‘Chapter And Verse’ by Bruce Springsteen (Album)

30 September, 2016 in Music Reviews

Bruce Springsteen

Bruce Springsteen: in poetic troubadour mode

The companion album to The Boss’ autobiography ‘Born To Run’ is worth it for the five previously unreleased tracks alone

Bruce Springsteen 'Chapter And Verse' album coverChapter And Verse is the audio companion to Bruce Springsteen’s autobiography, Born To Run. It’s 18 tracks present a chronological history of The Boss’ work, with the earliest song dating from 1966 and the most recent being the title track from his 2012 album Wrecking Ball. Though much of the record will be well known to most fans, it’s the inclusion of five unreleased numbers that demand attention.

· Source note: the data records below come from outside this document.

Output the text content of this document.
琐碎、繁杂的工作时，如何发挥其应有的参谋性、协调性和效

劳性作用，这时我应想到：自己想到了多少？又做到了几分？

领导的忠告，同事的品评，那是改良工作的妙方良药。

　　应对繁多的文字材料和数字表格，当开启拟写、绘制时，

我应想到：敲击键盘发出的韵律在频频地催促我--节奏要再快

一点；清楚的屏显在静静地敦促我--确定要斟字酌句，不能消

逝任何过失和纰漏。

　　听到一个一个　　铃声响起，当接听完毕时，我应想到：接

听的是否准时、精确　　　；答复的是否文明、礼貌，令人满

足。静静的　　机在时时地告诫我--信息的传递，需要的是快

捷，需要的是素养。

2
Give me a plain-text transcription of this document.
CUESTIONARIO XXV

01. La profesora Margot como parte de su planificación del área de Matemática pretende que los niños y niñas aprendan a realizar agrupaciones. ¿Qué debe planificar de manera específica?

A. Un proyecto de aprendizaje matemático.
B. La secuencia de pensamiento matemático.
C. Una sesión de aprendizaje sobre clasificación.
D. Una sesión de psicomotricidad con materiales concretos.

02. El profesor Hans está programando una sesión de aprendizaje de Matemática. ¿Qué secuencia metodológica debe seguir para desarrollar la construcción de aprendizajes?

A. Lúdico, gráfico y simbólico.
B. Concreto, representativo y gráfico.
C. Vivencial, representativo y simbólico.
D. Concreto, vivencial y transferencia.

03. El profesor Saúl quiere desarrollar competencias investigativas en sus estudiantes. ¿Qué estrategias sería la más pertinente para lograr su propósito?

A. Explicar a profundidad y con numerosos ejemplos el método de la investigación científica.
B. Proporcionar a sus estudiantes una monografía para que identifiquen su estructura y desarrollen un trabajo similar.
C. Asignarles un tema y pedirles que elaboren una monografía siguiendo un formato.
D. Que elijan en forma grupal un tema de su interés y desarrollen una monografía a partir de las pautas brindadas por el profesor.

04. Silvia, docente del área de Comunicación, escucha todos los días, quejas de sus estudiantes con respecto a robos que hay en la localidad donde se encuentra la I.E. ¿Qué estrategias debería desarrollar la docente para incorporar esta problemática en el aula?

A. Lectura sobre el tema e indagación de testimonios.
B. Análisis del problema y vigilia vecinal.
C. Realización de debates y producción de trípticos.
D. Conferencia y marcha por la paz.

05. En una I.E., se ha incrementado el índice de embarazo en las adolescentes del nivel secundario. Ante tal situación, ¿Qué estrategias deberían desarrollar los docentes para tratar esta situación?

The story begins with two songs Springsteen recorded with his high school band, The Castiles. Baby I is a typical rock ‘n’ roller from 1966 whereas things get a little more raucous on the Bo Diddley number You Can’t Judge A Book By The Cover (written by Willie Dixon). The prize asset among these early cuts is The Ballad of Jesse James, credited to The Bruce Springsteen Band it hints at the fired-up sound that would eventually become his E Street signature. The presence of Stevie Van Zandt, David Sancious and Garry Tallent is also worth noting. The last of these unheard tracks is Henry Boy. It’s a song which could sit comfortable on Greetings from Asbury Park, N.J. and finds Springsteen in poetic troubadour mode.

The rest of the album is filled with classics such as Born To Run and Born In The U.S.A., as well as fan favourites Badlands, The River and Living Proof. Though they may be less than essential listening for those who own Springsteen’s back catalogue, these songs take on a new meaning within the context of his story. Just one example is My Father’s House, which becomes even more significant considering the struggles Springsteen had with his father.

If you own a copy of the book then Chapter And Verse is necessary listening, but even if you don’t, it is worth devoting your time to an album which shows the evolution of a once-in-a-lifetime artist.